Artificial creativity requires design of the content. One has to take content and put it in some sort of technological format. Today content is often considered just 'data' to be input in to a program and not work to be done. But to organize the content to be used in an artificially creative program requires work. One must spend large amounts of time and effort. Consider this sort of work 'content programming'.
The problem that artificial creativity faces as the result of the evolutionary process is that the tendencies for most software systems, is to reduce human creativity. Since artificial creativity is built as an add-on to human creativity, many times the tendency to reduce creativity in systems does not allow artificial creativity to evolve naturally out of a system. Things like text boxes and drop downs and pick lists are highly uncreative because most times they both constrain the context of what is being requested of the user, and also constrain the possible responses. Software is usually built this way.

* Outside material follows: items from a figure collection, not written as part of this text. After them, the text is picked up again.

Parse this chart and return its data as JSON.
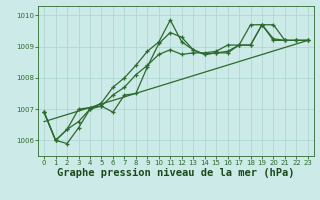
{
  "title": "Graphe pression niveau de la mer (hPa)",
  "background_color": "#cceae7",
  "grid_color": "#aad4d0",
  "line_color": "#2d6a2d",
  "xlim": [
    -0.5,
    23.5
  ],
  "ylim": [
    1005.5,
    1010.3
  ],
  "yticks": [
    1006,
    1007,
    1008,
    1009,
    1010
  ],
  "xticks": [
    0,
    1,
    2,
    3,
    4,
    5,
    6,
    7,
    8,
    9,
    10,
    11,
    12,
    13,
    14,
    15,
    16,
    17,
    18,
    19,
    20,
    21,
    22,
    23
  ],
  "series1": {
    "x": [
      0,
      1,
      2,
      3,
      4,
      5,
      6,
      7,
      8,
      9,
      10,
      11,
      12,
      13,
      14,
      15,
      16,
      17,
      18,
      19,
      20,
      21,
      22,
      23
    ],
    "y": [
      1006.9,
      1006.0,
      1005.9,
      1006.4,
      1007.0,
      1007.1,
      1006.9,
      1007.45,
      1007.5,
      1008.35,
      1009.1,
      1009.45,
      1009.3,
      1008.9,
      1008.75,
      1008.8,
      1008.85,
      1009.05,
      1009.05,
      1009.7,
      1009.7,
      1009.2,
      1009.2,
      1009.2
    ]
  },
  "series2": {
    "x": [
      0,
      1,
      2,
      3,
      4,
      5,
      6,
      7,
      8,
      9,
      10,
      11,
      12,
      13,
      14,
      15,
      16,
      17,
      18,
      19,
      20,
      21,
      22,
      23
    ],
    "y": [
      1006.9,
      1006.0,
      1006.35,
      1006.6,
      1007.0,
      1007.2,
      1007.7,
      1008.0,
      1008.4,
      1008.85,
      1009.15,
      1009.85,
      1009.15,
      1008.9,
      1008.75,
      1008.8,
      1008.8,
      1009.05,
      1009.05,
      1009.7,
      1009.25,
      1009.2,
      1009.2,
      1009.2
    ]
  },
  "series3": {
    "x": [
      0,
      1,
      2,
      3,
      4,
      5,
      6,
      7,
      8,
      9,
      10,
      11,
      12,
      13,
      14,
      15,
      16,
      17,
      18,
      19,
      20,
      21,
      22,
      23
    ],
    "y": [
      1006.9,
      1006.0,
      1006.35,
      1007.0,
      1007.05,
      1007.1,
      1007.45,
      1007.7,
      1008.1,
      1008.4,
      1008.75,
      1008.9,
      1008.75,
      1008.8,
      1008.8,
      1008.85,
      1009.05,
      1009.05,
      1009.7,
      1009.7,
      1009.2,
      1009.2,
      1009.2,
      1009.2
    ]
  },
  "series4": {
    "x": [
      0,
      23
    ],
    "y": [
      1006.6,
      1009.2
    ]
  },
  "title_fontsize": 7.5,
  "tick_fontsize": 5.0
}
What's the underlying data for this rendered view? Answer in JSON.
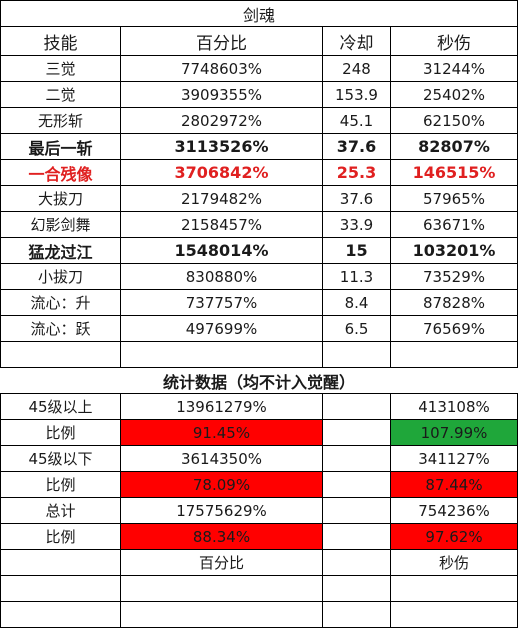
{
  "title": "剑魂",
  "headers": [
    "技能",
    "百分比",
    "冷却",
    "秒伤"
  ],
  "skills": [
    {
      "name": "三觉",
      "pct": "7748603%",
      "cd": "248",
      "dps": "31244%",
      "style": "normal"
    },
    {
      "name": "二觉",
      "pct": "3909355%",
      "cd": "153.9",
      "dps": "25402%",
      "style": "normal"
    },
    {
      "name": "无形斩",
      "pct": "2802972%",
      "cd": "45.1",
      "dps": "62150%",
      "style": "normal"
    },
    {
      "name": "最后一斩",
      "pct": "3113526%",
      "cd": "37.6",
      "dps": "82807%",
      "style": "bold"
    },
    {
      "name": "一合残像",
      "pct": "3706842%",
      "cd": "25.3",
      "dps": "146515%",
      "style": "red"
    },
    {
      "name": "大拔刀",
      "pct": "2179482%",
      "cd": "37.6",
      "dps": "57965%",
      "style": "normal"
    },
    {
      "name": "幻影剑舞",
      "pct": "2158457%",
      "cd": "33.9",
      "dps": "63671%",
      "style": "normal"
    },
    {
      "name": "猛龙过江",
      "pct": "1548014%",
      "cd": "15",
      "dps": "103201%",
      "style": "bold"
    },
    {
      "name": "小拔刀",
      "pct": "830880%",
      "cd": "11.3",
      "dps": "73529%",
      "style": "normal"
    },
    {
      "name": "流心：升",
      "pct": "737757%",
      "cd": "8.4",
      "dps": "87828%",
      "style": "normal"
    },
    {
      "name": "流心：跃",
      "pct": "497699%",
      "cd": "6.5",
      "dps": "76569%",
      "style": "normal"
    }
  ],
  "stats_title": "统计数据（均不计入觉醒）",
  "stats": [
    {
      "label": "45级以上",
      "pct": "13961279%",
      "dps": "413108%",
      "pct_fill": "",
      "dps_fill": ""
    },
    {
      "label": "比例",
      "pct": "91.45%",
      "dps": "107.99%",
      "pct_fill": "red",
      "dps_fill": "green"
    },
    {
      "label": "45级以下",
      "pct": "3614350%",
      "dps": "341127%",
      "pct_fill": "",
      "dps_fill": ""
    },
    {
      "label": "比例",
      "pct": "78.09%",
      "dps": "87.44%",
      "pct_fill": "red",
      "dps_fill": "red"
    },
    {
      "label": "总计",
      "pct": "17575629%",
      "dps": "754236%",
      "pct_fill": "",
      "dps_fill": ""
    },
    {
      "label": "比例",
      "pct": "88.34%",
      "dps": "97.62%",
      "pct_fill": "red",
      "dps_fill": "red"
    }
  ],
  "footer_headers": {
    "pct": "百分比",
    "dps": "秒伤"
  },
  "colors": {
    "red_fill": "#ff0000",
    "green_fill": "#1fa73a",
    "red_text": "#e02020"
  }
}
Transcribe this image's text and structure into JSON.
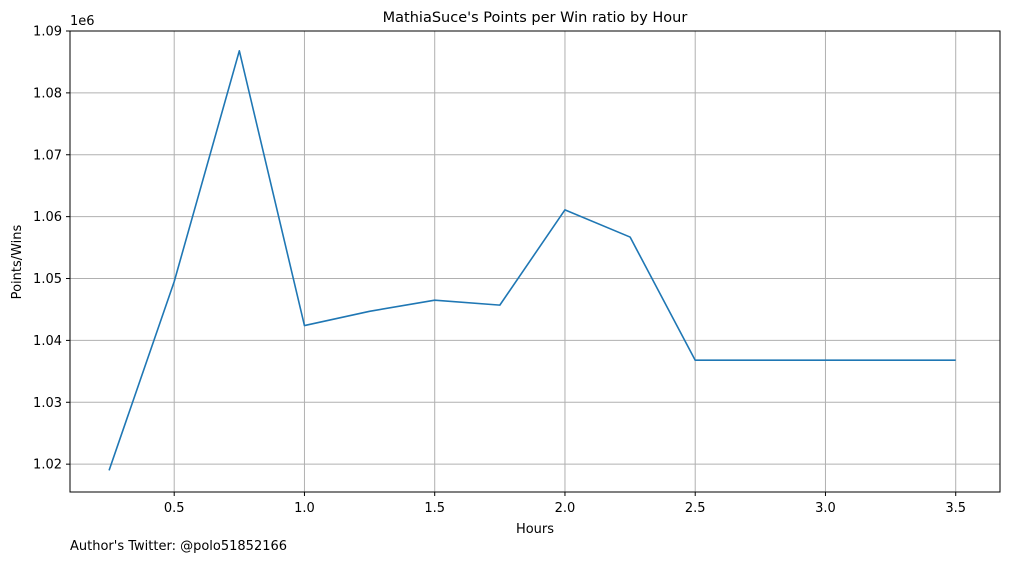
{
  "chart_data": {
    "type": "line",
    "title": "MathiaSuce's Points per Win ratio by Hour",
    "xlabel": "Hours",
    "ylabel": "Points/Wins",
    "y_offset_label": "1e6",
    "xlim": [
      0.1,
      3.67
    ],
    "ylim": [
      1.0155,
      1.09
    ],
    "grid": true,
    "x_ticks": [
      0.5,
      1.0,
      1.5,
      2.0,
      2.5,
      3.0,
      3.5
    ],
    "x_tick_labels": [
      "0.5",
      "1.0",
      "1.5",
      "2.0",
      "2.5",
      "3.0",
      "3.5"
    ],
    "y_ticks": [
      1.02,
      1.03,
      1.04,
      1.05,
      1.06,
      1.07,
      1.08,
      1.09
    ],
    "y_tick_labels": [
      "1.02",
      "1.03",
      "1.04",
      "1.05",
      "1.06",
      "1.07",
      "1.08",
      "1.09"
    ],
    "series": [
      {
        "color": "#1f77b4",
        "x": [
          0.25,
          0.5,
          0.75,
          1.0,
          1.25,
          1.5,
          1.75,
          2.0,
          2.25,
          2.5,
          2.75,
          3.0,
          3.25,
          3.5
        ],
        "y": [
          1.019,
          1.0495,
          1.0868,
          1.0424,
          1.0447,
          1.0465,
          1.0457,
          1.0611,
          1.0567,
          1.0368,
          1.0368,
          1.0368,
          1.0368,
          1.0368
        ]
      }
    ]
  },
  "footer": {
    "text": "Author's Twitter: @polo51852166"
  }
}
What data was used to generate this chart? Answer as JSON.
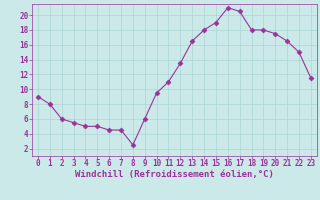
{
  "x": [
    0,
    1,
    2,
    3,
    4,
    5,
    6,
    7,
    8,
    9,
    10,
    11,
    12,
    13,
    14,
    15,
    16,
    17,
    18,
    19,
    20,
    21,
    22,
    23
  ],
  "y": [
    9,
    8,
    6,
    5.5,
    5,
    5,
    4.5,
    4.5,
    2.5,
    6,
    9.5,
    11,
    13.5,
    16.5,
    18,
    19,
    21,
    20.5,
    18,
    18,
    17.5,
    16.5,
    15,
    11.5
  ],
  "line_color": "#993399",
  "marker": "D",
  "marker_size": 2.5,
  "bg_color": "#cce9e9",
  "grid_color": "#aad4d4",
  "xlabel": "Windchill (Refroidissement éolien,°C)",
  "xlim": [
    -0.5,
    23.5
  ],
  "ylim": [
    1,
    21.5
  ],
  "yticks": [
    2,
    4,
    6,
    8,
    10,
    12,
    14,
    16,
    18,
    20
  ],
  "xticks": [
    0,
    1,
    2,
    3,
    4,
    5,
    6,
    7,
    8,
    9,
    10,
    11,
    12,
    13,
    14,
    15,
    16,
    17,
    18,
    19,
    20,
    21,
    22,
    23
  ],
  "tick_color": "#993399",
  "label_color": "#993399",
  "label_fontsize": 6.5,
  "tick_fontsize": 5.5
}
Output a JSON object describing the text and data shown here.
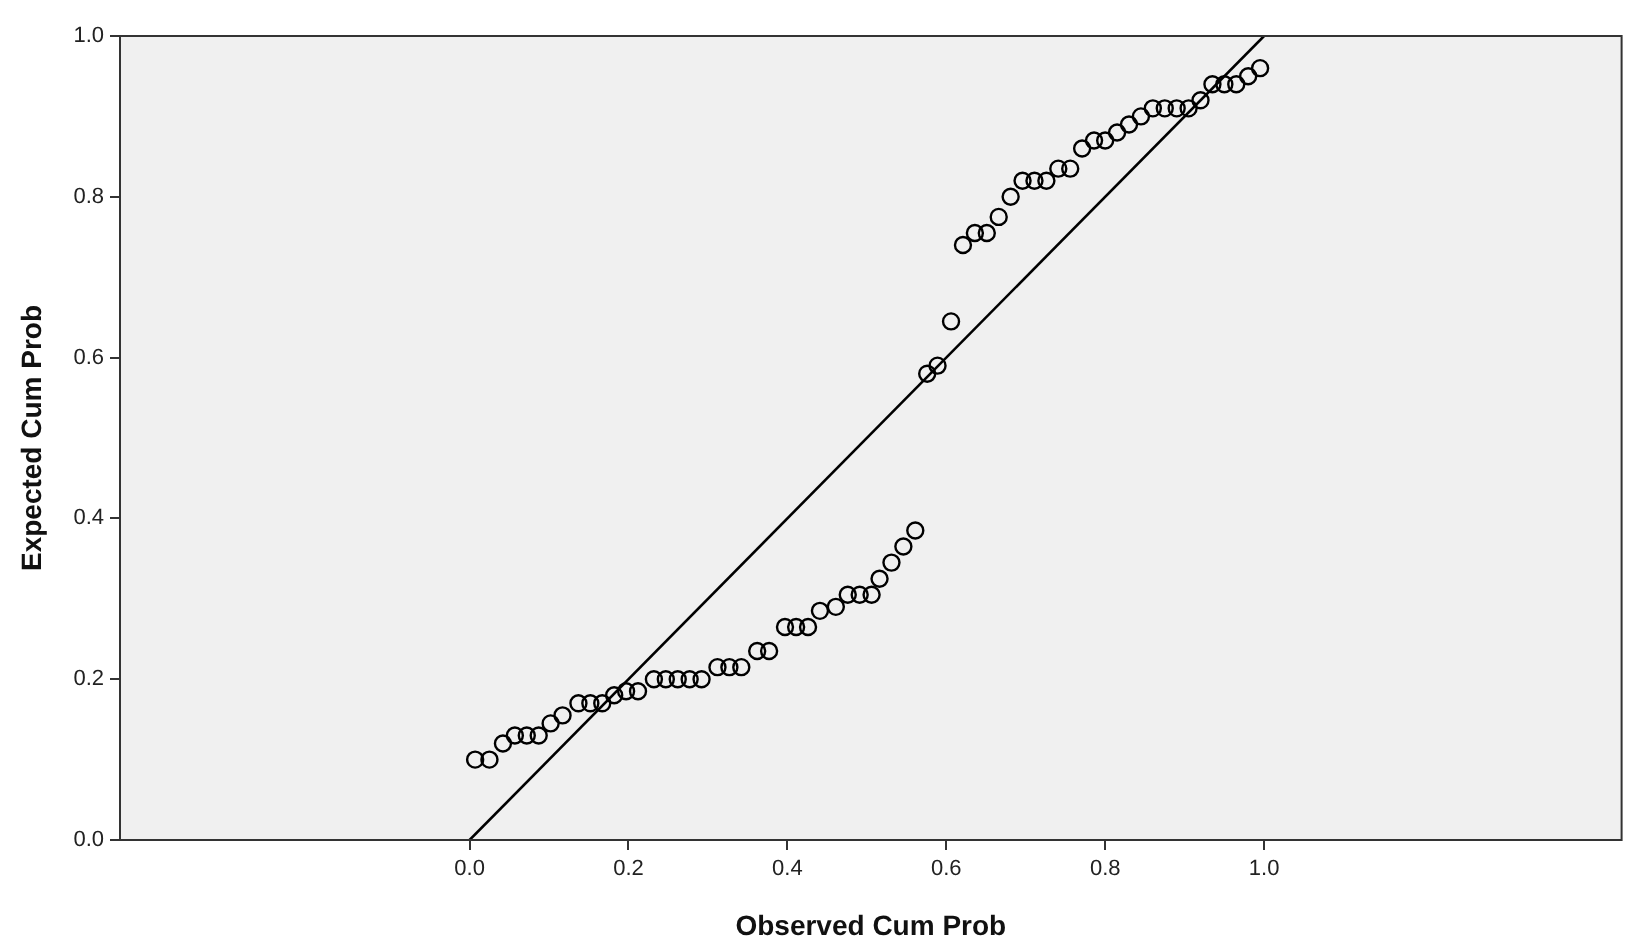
{
  "chart_data": {
    "type": "scatter",
    "xlabel": "Observed Cum Prob",
    "ylabel": "Expected Cum Prob",
    "xlim": [
      -0.44,
      1.45
    ],
    "ylim": [
      0,
      1
    ],
    "xticks": [
      {
        "value": 0,
        "label": "0.0"
      },
      {
        "value": 0.2,
        "label": "0.2"
      },
      {
        "value": 0.4,
        "label": "0.4"
      },
      {
        "value": 0.6,
        "label": "0.6"
      },
      {
        "value": 0.8,
        "label": "0.8"
      },
      {
        "value": 1,
        "label": "1.0"
      }
    ],
    "yticks": [
      {
        "value": 0,
        "label": "0.0"
      },
      {
        "value": 0.2,
        "label": "0.2"
      },
      {
        "value": 0.4,
        "label": "0.4"
      },
      {
        "value": 0.6,
        "label": "0.6"
      },
      {
        "value": 0.8,
        "label": "0.8"
      },
      {
        "value": 1,
        "label": "1.0"
      }
    ],
    "grid": false,
    "legend": false,
    "marker": "circle",
    "series": [
      {
        "type": "scatter",
        "color": "#000000",
        "x": [
          0.007,
          0.025,
          0.042,
          0.057,
          0.072,
          0.087,
          0.102,
          0.117,
          0.137,
          0.152,
          0.167,
          0.182,
          0.197,
          0.212,
          0.232,
          0.247,
          0.262,
          0.277,
          0.292,
          0.312,
          0.327,
          0.342,
          0.362,
          0.377,
          0.397,
          0.411,
          0.426,
          0.441,
          0.461,
          0.476,
          0.491,
          0.506,
          0.516,
          0.531,
          0.546,
          0.561,
          0.576,
          0.589,
          0.606,
          0.621,
          0.636,
          0.651,
          0.666,
          0.681,
          0.696,
          0.711,
          0.726,
          0.741,
          0.756,
          0.771,
          0.786,
          0.8,
          0.815,
          0.83,
          0.845,
          0.86,
          0.875,
          0.89,
          0.905,
          0.92,
          0.935,
          0.95,
          0.965,
          0.98,
          0.995
        ],
        "values": [
          0.1,
          0.1,
          0.12,
          0.13,
          0.13,
          0.13,
          0.145,
          0.155,
          0.17,
          0.17,
          0.17,
          0.18,
          0.185,
          0.185,
          0.2,
          0.2,
          0.2,
          0.2,
          0.2,
          0.215,
          0.215,
          0.215,
          0.235,
          0.235,
          0.265,
          0.265,
          0.265,
          0.285,
          0.29,
          0.305,
          0.305,
          0.305,
          0.325,
          0.345,
          0.365,
          0.385,
          0.58,
          0.59,
          0.645,
          0.74,
          0.755,
          0.755,
          0.775,
          0.8,
          0.82,
          0.82,
          0.82,
          0.835,
          0.835,
          0.86,
          0.87,
          0.87,
          0.88,
          0.89,
          0.9,
          0.91,
          0.91,
          0.91,
          0.91,
          0.92,
          0.94,
          0.94,
          0.94,
          0.95,
          0.96
        ]
      },
      {
        "type": "line",
        "color": "#000000",
        "x": [
          0,
          1
        ],
        "values": [
          0,
          1
        ],
        "marker": "none",
        "line_style": "solid"
      }
    ]
  }
}
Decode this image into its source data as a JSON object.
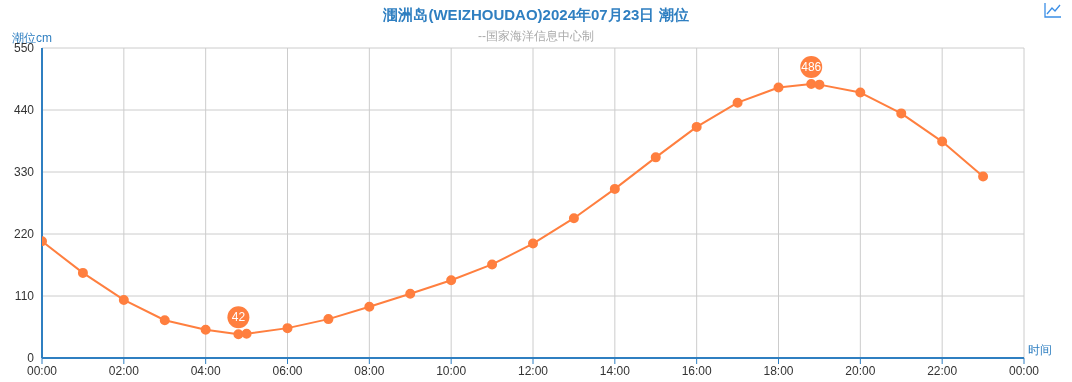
{
  "chart_data": {
    "type": "line",
    "title": "涠洲岛(WEIZHOUDAO)2024年07月23日 潮位",
    "subtitle": "--国家海洋信息中心制",
    "xlabel": "时间",
    "ylabel": "潮位cm",
    "x": [
      0,
      1,
      2,
      3,
      4,
      4.8,
      5,
      6,
      7,
      8,
      9,
      10,
      11,
      12,
      13,
      14,
      15,
      16,
      17,
      18,
      18.8,
      19,
      20,
      21,
      22,
      23
    ],
    "series": [
      {
        "color": "#ff7f3f",
        "values": [
          207,
          151,
          103,
          67,
          50,
          42,
          43,
          53,
          69,
          91,
          114,
          138,
          166,
          203,
          248,
          300,
          356,
          410,
          453,
          480,
          486,
          485,
          471,
          434,
          384,
          322
        ]
      }
    ],
    "xlim": [
      0,
      24
    ],
    "xticks": [
      {
        "value": 0,
        "label": "00:00"
      },
      {
        "value": 2,
        "label": "02:00"
      },
      {
        "value": 4,
        "label": "04:00"
      },
      {
        "value": 6,
        "label": "06:00"
      },
      {
        "value": 8,
        "label": "08:00"
      },
      {
        "value": 10,
        "label": "10:00"
      },
      {
        "value": 12,
        "label": "12:00"
      },
      {
        "value": 14,
        "label": "14:00"
      },
      {
        "value": 16,
        "label": "16:00"
      },
      {
        "value": 18,
        "label": "18:00"
      },
      {
        "value": 20,
        "label": "20:00"
      },
      {
        "value": 22,
        "label": "22:00"
      },
      {
        "value": 24,
        "label": "00:00"
      }
    ],
    "ylim": [
      0,
      550
    ],
    "yticks": [
      0,
      110,
      220,
      330,
      440,
      550
    ],
    "annotations": [
      {
        "text": "42",
        "x": 4.8,
        "y": 42
      },
      {
        "text": "486",
        "x": 18.8,
        "y": 486
      }
    ],
    "grid": true,
    "legend": false,
    "marker": "circle",
    "line_style": "solid"
  }
}
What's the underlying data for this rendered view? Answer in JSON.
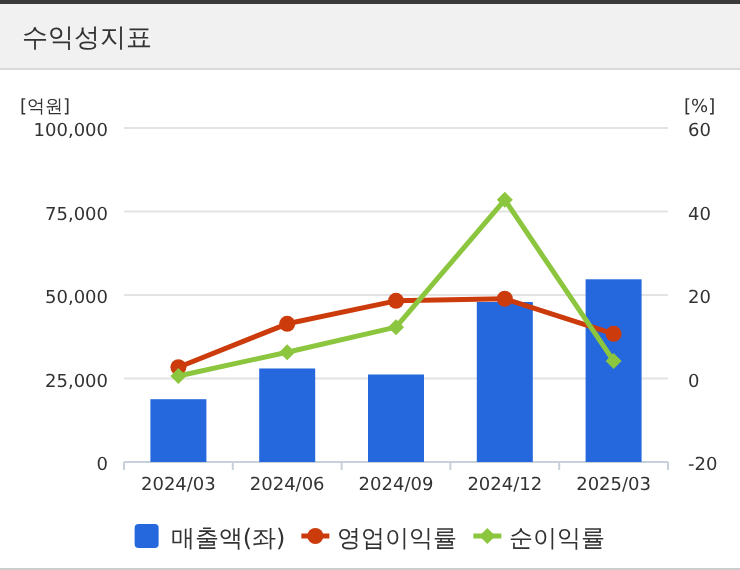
{
  "chart_data": {
    "type": "bar",
    "title": "수익성지표",
    "ylabel": "[억원]",
    "y2label": "[%]",
    "categories": [
      "2024/03",
      "2024/06",
      "2024/09",
      "2024/12",
      "2025/03"
    ],
    "series": [
      {
        "name": "매출액(좌)",
        "color": "#2567dc",
        "values": [
          18800,
          28000,
          26200,
          47900,
          54700
        ]
      },
      {
        "name": "영업이익률",
        "type": "line",
        "axis": "y2",
        "marker": "circle",
        "color": "#cc3b0c",
        "values": [
          2.7,
          13.1,
          18.6,
          19.1,
          10.7
        ]
      },
      {
        "name": "순이익률",
        "type": "line",
        "axis": "y2",
        "marker": "diamond",
        "color": "#8cc63f",
        "values": [
          0.6,
          6.3,
          12.3,
          42.8,
          4.2
        ]
      }
    ],
    "ylim": [
      0,
      100000
    ],
    "yticks": [
      {
        "value": 0,
        "label": "0"
      },
      {
        "value": 25000,
        "label": "25,000"
      },
      {
        "value": 50000,
        "label": "50,000"
      },
      {
        "value": 75000,
        "label": "75,000"
      },
      {
        "value": 100000,
        "label": "100,000"
      }
    ],
    "y2lim": [
      -20,
      60
    ],
    "y2ticks": [
      -20,
      0,
      20,
      40,
      60
    ],
    "grid": "y",
    "legend": "bottom"
  }
}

Thus organically developed systems do not often develop into artificially creative systems. Perhaps online communities will.
To develop artificially creative systems organically we would have to do this: The evolutionary path to artificial creativity is through larger text boxes rather than smaller, systems where drop down lists can be added to by the users, systems in which the context can be changed by the users - i.e. the text box now means something a little different.
The first layer of the onion of artificial creativity is to pick something randomly from a list. For example I might have a list of countries and randomly pick one from the list to say which country a character I was generating was born in.
The second layer of artificial creativity is a multi-selection list in which the items once selected are combined to produce somethig new. For example if you had a list of colors and color attributes and picked three: 'red', 'yellow', and 'dark', you would end up with a combination of these which would be something like brown. I call this combination an 'endeme'.
The third layer of artificial creativity is what I call a 'theme'. what a theme does is it coordinates a number of endemes for various different characteristics. For example a character in a story will have a name, origin, various personality traits, various abilities, a role in the story and so on. There will be endemes for each one of these things. Something that coordinates these would be called a theme. In this example the character theme might be something like hero.
I don't know how to build themes or apply them. One place I will have to do something like this is in the production of sentences. I can produce a word using an endeme using my long list of words, but producing a sentence will be more like a theme. It will coordinate the construction of the words of the sentence. I'll think about it.